Communities that cherish the practice feel that the campaigners disparage their culture, Mr Letuati explained, adding that the campaign should find a more acceptable approach.

“Actually, the girls attend seminars on FGM and on their rights but are circumcised as soon as they get home,” he revealed.

He added that if the community were educated on the effects of FGM without being threatened, the practice would gradually die out.

His views are echoed by Pastor Haron Oloruma of the Full Gospel Church, Ilmarba, who says: “It (FGM) cannot be stopped at once but can be eradicated over time. The campaigners should make people understand the effects of FGM instead of forcing them to stop it.”

The pastor, who campaigns against FGM through his Approved Workmen Are Not Ashamed (Awana) children’s programme, said the campaign would bear fruit if church leaders took the lead. But there is a need for the government to first educate and train the leaders on how to approach the matter, he added.

Entrenched practice

His view that low literacy levels contribute to the entrenchment of the practice is shared by Mrs Mary Kishil.

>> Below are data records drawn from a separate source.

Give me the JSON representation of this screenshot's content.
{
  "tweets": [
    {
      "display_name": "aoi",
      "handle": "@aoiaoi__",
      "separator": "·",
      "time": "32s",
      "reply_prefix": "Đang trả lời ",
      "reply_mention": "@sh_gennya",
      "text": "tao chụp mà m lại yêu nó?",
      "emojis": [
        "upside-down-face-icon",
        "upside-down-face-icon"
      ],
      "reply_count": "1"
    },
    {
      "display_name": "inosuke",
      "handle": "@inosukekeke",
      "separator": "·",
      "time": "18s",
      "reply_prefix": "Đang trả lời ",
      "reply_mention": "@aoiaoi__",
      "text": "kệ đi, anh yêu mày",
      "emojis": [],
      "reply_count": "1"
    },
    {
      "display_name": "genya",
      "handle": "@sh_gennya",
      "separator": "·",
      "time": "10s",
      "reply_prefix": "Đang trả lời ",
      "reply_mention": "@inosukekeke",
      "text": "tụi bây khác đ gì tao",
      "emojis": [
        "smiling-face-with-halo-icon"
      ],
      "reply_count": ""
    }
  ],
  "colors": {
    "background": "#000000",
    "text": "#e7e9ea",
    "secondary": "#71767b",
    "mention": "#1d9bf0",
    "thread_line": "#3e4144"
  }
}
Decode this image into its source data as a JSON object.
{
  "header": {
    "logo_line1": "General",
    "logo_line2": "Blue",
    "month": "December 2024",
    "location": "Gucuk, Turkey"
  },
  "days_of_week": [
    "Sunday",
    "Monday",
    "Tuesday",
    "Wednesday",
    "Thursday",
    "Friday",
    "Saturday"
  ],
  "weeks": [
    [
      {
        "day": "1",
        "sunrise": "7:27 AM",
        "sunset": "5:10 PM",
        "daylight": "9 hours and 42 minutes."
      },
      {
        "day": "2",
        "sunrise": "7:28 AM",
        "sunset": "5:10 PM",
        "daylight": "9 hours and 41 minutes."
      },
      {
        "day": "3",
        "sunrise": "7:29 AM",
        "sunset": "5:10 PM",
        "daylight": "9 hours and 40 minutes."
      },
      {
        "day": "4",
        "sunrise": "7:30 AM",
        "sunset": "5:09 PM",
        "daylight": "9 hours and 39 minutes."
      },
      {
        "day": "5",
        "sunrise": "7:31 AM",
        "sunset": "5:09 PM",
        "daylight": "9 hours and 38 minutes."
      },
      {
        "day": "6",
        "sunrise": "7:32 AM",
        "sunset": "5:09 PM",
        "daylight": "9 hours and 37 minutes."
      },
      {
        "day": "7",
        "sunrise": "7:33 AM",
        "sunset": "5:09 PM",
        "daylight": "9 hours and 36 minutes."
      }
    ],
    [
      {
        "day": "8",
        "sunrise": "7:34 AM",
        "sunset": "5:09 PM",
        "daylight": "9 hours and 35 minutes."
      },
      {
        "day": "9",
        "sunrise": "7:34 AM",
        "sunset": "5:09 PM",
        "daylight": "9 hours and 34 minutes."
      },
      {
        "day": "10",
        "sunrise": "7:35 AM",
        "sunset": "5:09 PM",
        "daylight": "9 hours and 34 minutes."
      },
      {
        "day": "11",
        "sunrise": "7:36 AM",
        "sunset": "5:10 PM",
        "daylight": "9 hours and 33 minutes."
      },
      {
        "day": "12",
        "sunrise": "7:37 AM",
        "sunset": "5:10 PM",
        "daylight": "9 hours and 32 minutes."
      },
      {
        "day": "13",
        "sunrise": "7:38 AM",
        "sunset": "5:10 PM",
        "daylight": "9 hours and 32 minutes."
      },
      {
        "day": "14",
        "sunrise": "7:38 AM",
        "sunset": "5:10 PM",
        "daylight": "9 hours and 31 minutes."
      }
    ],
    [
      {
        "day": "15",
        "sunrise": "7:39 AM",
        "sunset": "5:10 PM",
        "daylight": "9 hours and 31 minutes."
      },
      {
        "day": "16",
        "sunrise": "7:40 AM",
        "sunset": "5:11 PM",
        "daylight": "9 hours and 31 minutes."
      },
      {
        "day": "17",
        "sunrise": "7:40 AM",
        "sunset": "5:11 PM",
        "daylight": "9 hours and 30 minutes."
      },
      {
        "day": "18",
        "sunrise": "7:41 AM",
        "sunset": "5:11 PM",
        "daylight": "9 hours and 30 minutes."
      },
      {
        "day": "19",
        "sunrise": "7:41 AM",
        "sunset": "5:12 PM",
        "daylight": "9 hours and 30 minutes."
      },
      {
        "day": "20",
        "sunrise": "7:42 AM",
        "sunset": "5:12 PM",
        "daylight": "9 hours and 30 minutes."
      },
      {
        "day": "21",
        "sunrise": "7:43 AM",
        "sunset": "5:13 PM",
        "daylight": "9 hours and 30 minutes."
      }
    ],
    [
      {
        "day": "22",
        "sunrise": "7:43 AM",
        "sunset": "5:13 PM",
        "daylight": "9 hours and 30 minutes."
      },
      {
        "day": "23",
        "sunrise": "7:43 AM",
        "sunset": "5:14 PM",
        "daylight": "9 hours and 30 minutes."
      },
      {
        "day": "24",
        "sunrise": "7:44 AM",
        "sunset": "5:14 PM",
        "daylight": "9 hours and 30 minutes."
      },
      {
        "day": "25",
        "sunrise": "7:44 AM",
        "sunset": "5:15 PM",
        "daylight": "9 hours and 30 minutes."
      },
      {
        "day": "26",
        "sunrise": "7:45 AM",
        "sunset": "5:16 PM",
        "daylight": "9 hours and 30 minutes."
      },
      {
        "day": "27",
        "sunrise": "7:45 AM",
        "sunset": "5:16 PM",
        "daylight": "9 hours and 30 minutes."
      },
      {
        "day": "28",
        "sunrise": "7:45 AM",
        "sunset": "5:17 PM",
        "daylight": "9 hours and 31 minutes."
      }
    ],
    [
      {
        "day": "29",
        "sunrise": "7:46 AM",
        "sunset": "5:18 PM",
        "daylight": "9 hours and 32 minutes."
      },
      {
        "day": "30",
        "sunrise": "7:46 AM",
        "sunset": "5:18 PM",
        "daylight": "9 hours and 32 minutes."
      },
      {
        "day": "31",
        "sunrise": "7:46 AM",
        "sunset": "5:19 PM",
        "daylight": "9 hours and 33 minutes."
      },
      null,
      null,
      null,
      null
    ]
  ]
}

Mrs Kishil says the government should set up information centres where communities, especially those in very remote areas, can be taught about FGM and other harmful traditions like early marriage.

She suggests that the government introduce FGM and cultural practices in the school curriculum.

But non-governmental organisations say FGM should be eradicated by all means.

“We should prevent FGM. It does not matter what defence mechanisms communities use or the avenues they use to circumcise their girls. The most important thing is to defend the health and rights of the children,” says Nathaniel Murungi, a project officer with the Girl Child Network in Kajiado.

Kajiado County governor Dr David Nkedienye says his government is against FGM, “We do not support FGM. That is the stand of this government. It is a practice that has been overtaken by time and is also illegal. We have been educating our people to save our young girls from the trauma and adverse effects of FGM,” he said.

However, a local resident said many leaders in the area are reluctant to comment on the practice because it could cost them votes in future.